Because NAND flash is much cheaper per gigabyte than HBM. It is the kind of memory used in SSDs. The problem is that it is slower and not built for the same kind of access. Carmack’s angle is: for inference, maybe that trade-off is acceptable if the access pattern is predictable and the hardware is designed to stream weights continuously.

Q6Why is it for inference, not training?

Training is messy. You update weights, move gradients, coordinate many chips, and need huge memory bandwidth in many directions. Inference is cleaner. The model weights are mostly fixed, and you are repeatedly reading them to generate tokens. That makes it more plausible to use a deterministic memory path, especially for high-volume AI services serving the same model all day.

Q7Who could this threaten?

The obvious pressure point is the HBM supply chain. Nvidia, SK Hynix, Samsung, Micron, TSMC packaging, and hyperscaler capex are all tied into the idea that premium AI memory stays essential. If cheaper memory can handle more inference workloads, even partially, it could shift margins, chip design, and who captures value in AI infrastructure.

Q8Who could benefit?

Startups building inference-specific hardware could benefit, because they do not have to copy the GPU playbook. NAND makers could also benefit if AI becomes a new demand source for flash, not just SSDs and phones.

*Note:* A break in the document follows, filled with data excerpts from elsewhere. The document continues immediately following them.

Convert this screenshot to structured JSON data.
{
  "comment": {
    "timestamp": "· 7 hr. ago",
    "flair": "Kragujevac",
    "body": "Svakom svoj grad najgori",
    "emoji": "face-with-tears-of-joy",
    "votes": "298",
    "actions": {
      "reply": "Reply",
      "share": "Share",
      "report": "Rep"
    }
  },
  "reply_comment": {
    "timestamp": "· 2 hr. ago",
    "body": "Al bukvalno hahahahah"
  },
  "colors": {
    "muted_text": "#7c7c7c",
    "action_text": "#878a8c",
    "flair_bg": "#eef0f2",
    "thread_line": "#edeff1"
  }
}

Hyperscalers would care most because they spend billions running models. A small reduction in memory cost per token becomes huge at their scale.

Q9Is this already proven?

Not at full data-center scale. The idea is directionally credible, but the market proof would be real hardware running competitive models at competitive latency, throughput, power, and cost.

Q10So what is the market signal?

The signal is that AI infrastructure may be entering its memory architecture phase. The first wave was bigger models. The second was more GPUs. The next fight may be about how to feed inference cheaply enough for always-on AI products. Carmack’s post matters because it points to a very specific wedge: if memory gets redesigned, the cost curve of AI could move again.